Once I finally was decisive and said, okay, it’s going to take place on THIS date, I got unstuck and started rolling again. Now I’m rounding the final turn and heading into the home stretch of actually completing a novel!

When I started the timeline I also copied a printable version of an online calendar for the year in which the story takes place and pasted it into a Word document. The timeline is used for the actual plot tracking, but I needed to have a full calendar to look at as a reference to guide my planning. I put important holidays and other days in colored text to help me visualize.

A mystery novelist may need to be even more exacting than I’ve had to be so far. You might not only need to break things down by day of the week, but by time of day. Plot contradictions kill the plot. If you need a mysterious caller to convey a message you might also need to know exactly what time of day that happened for plotting what happens immediately prior to and after that call. And the time of day often dictates what some of that other stuff could reasonably be.

Now all of this may sound like extreme overkill. After all, time isn’t quite so vital in many types of stories. If you’re writing an epic fantasy quest you’re probably thinking in vague terms of weeks and months. And you might not be using a copy of a real earth calendar.

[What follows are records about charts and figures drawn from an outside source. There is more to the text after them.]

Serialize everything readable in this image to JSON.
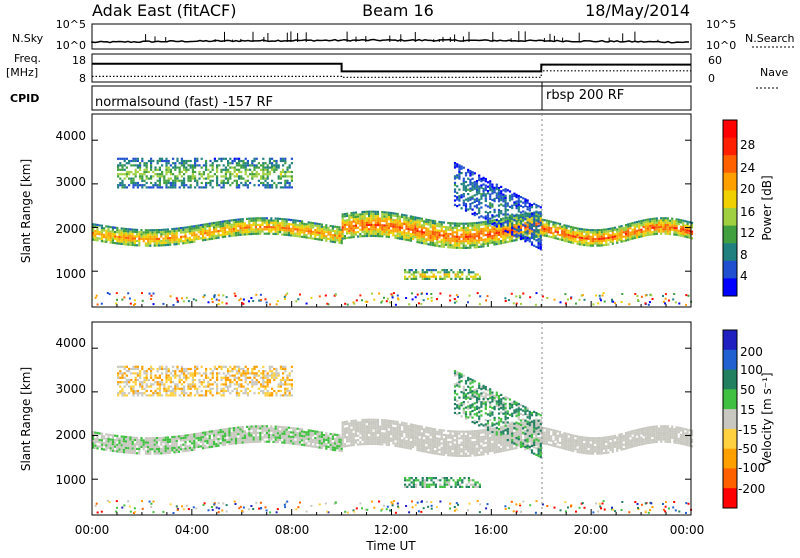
{
  "header": {
    "title": "Adak East (fitACF)",
    "beam": "Beam 16",
    "date": "18/May/2014"
  },
  "nsky_panel": {
    "left_label": "N.Sky",
    "right_label": "N.Search",
    "left_ticks": [
      "10^5",
      "10^0"
    ],
    "right_ticks": [
      "10^5",
      "10^0"
    ]
  },
  "freq_panel": {
    "left_label_1": "Freq.",
    "left_label_2": "[MHz]",
    "right_label": "Nave",
    "left_ticks": [
      "18",
      "8"
    ],
    "right_ticks": [
      "60",
      "0"
    ]
  },
  "cpid": {
    "label": "CPID",
    "program_1": "normalsound (fast) -157 RF",
    "program_2": "rbsp 200 RF"
  },
  "power_panel": {
    "ylabel": "Slant Range [km]",
    "yticks": [
      "4000",
      "3000",
      "2000",
      "1000"
    ],
    "colorbar_label": "Power [dB]",
    "colorbar_ticks": [
      "28",
      "24",
      "20",
      "16",
      "12",
      "8",
      "4"
    ],
    "colors": [
      "#0000ff",
      "#2050d0",
      "#208080",
      "#40a040",
      "#a0d040",
      "#f0d000",
      "#ffa000",
      "#ff6000",
      "#ff2000",
      "#ff0000"
    ]
  },
  "velocity_panel": {
    "ylabel": "Slant Range [km]",
    "yticks": [
      "4000",
      "3000",
      "2000",
      "1000"
    ],
    "colorbar_label": "Velocity [m s⁻¹]",
    "colorbar_ticks": [
      "200",
      "100",
      "50",
      "15",
      "-15",
      "-50",
      "-100",
      "-200"
    ],
    "colors": [
      "#2020c0",
      "#2060d0",
      "#208060",
      "#40c040",
      "#c8c8c0",
      "#ffd040",
      "#ffa000",
      "#ff6000",
      "#ff0000"
    ]
  },
  "xaxis": {
    "title": "Time UT",
    "ticks": [
      "00:00",
      "04:00",
      "08:00",
      "12:00",
      "16:00",
      "20:00",
      "00:00"
    ]
  },
  "chart_data": {
    "type": "heatmap",
    "title": "Adak East (fitACF)",
    "subtitle": "Beam 16",
    "date": "18/May/2014",
    "xlabel": "Time UT",
    "ylabel": "Slant Range [km]",
    "xlim_hours": [
      0,
      24
    ],
    "ylim_km": [
      180,
      4600
    ],
    "frequency_mhz_segments": [
      {
        "start_hour": 0,
        "end_hour": 10,
        "value": 14.5
      },
      {
        "start_hour": 10,
        "end_hour": 18,
        "value": 11.8
      },
      {
        "start_hour": 18,
        "end_hour": 24,
        "value": 14.2
      }
    ],
    "program_change_hour": 18,
    "power_colorbar": {
      "label": "Power [dB]",
      "range": [
        0,
        30
      ]
    },
    "velocity_colorbar": {
      "label": "Velocity [m s-1]",
      "range": [
        -200,
        200
      ]
    },
    "echo_regions": [
      {
        "t_start": 0.0,
        "t_end": 10.0,
        "range_km": [
          1700,
          2100
        ],
        "power_db": 16,
        "velocity": 10,
        "description": "main band"
      },
      {
        "t_start": 10.0,
        "t_end": 18.0,
        "range_km": [
          1650,
          2250
        ],
        "power_db": 18,
        "velocity": 0,
        "description": "main band"
      },
      {
        "t_start": 18.0,
        "t_end": 24.0,
        "range_km": [
          1700,
          2100
        ],
        "power_db": 18,
        "velocity": 0,
        "description": "main band"
      },
      {
        "t_start": 1.0,
        "t_end": 8.0,
        "range_km": [
          2900,
          3600
        ],
        "power_db": 10,
        "velocity": -20,
        "description": "far echoes"
      },
      {
        "t_start": 12.5,
        "t_end": 15.5,
        "range_km": [
          800,
          1050
        ],
        "power_db": 14,
        "velocity": 30,
        "description": "near echoes"
      },
      {
        "t_start": 14.5,
        "t_end": 18.0,
        "range_km": [
          2500,
          3500
        ],
        "power_db": 6,
        "velocity": 30,
        "description": "descending"
      }
    ]
  }
}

But I found in my 2009 NaNo that there is still an important time element in that type of story, even if it’s not completely critical. If your group of intrepid heroes set off on their quest in the spring and have been on the road for three weeks you need to know they’ve been on the road for three weeks. This helps with planning travel distances, and it’s also important for realizing things like, hey, the weather should be turning warm or hot right about now.

Having a clear idea of the passage of time is also important if you’ve got any special holidays or things of that nature included. If your priestess of Oshgosh must attend the Holy Day of Pansy Blooming at the temple in the city of Snoz, then you have to make darn sure she has enough time to get there. Having important dates pre-determined on your fantasy world calendar, along with knowing it’s going to take four days to travel from Happydale to Snoz, is part of what makes your novel work.

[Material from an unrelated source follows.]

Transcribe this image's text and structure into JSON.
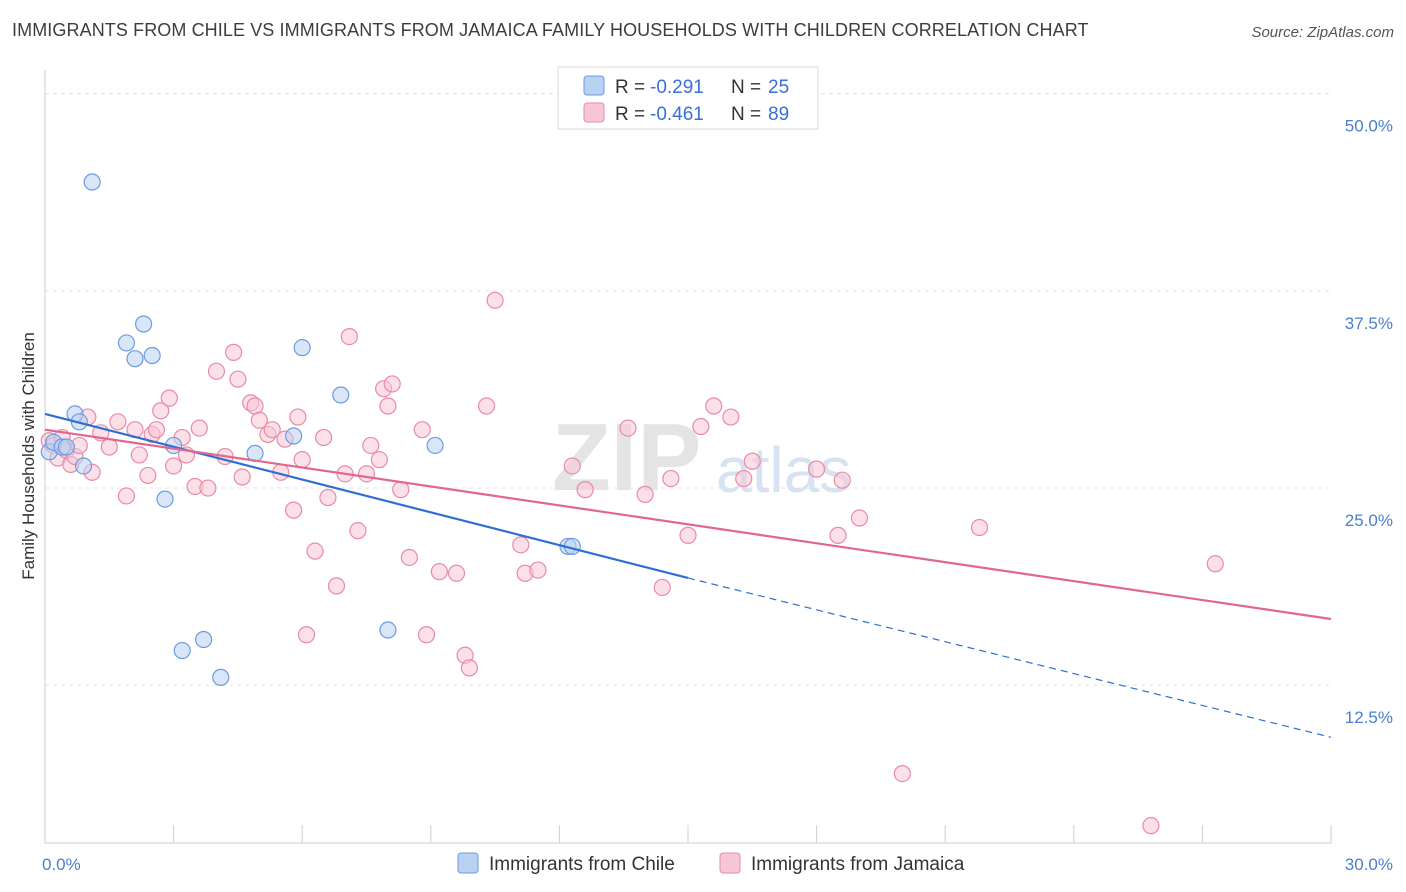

All this info at your fingertips in an easily referenced format, whether it’s an actual timeline, copied calendar, or a simple list in Notepad, can save you tons of headaches (and precious writing time) as you write. This is true even for pantsers who may not plot out where they’re going, but may need to know precisely where and when they have been. Paying attention to time can also help prevent getting stuck, either because you’re floundering around with not knowing how fast or slow events need to take place, or because you found you accidentally wrote yourself into a time-constrained box.

I’m off to work on my old NaNo some more. Maybe I’ll see some of you at Camp NaNoWriMo this summer!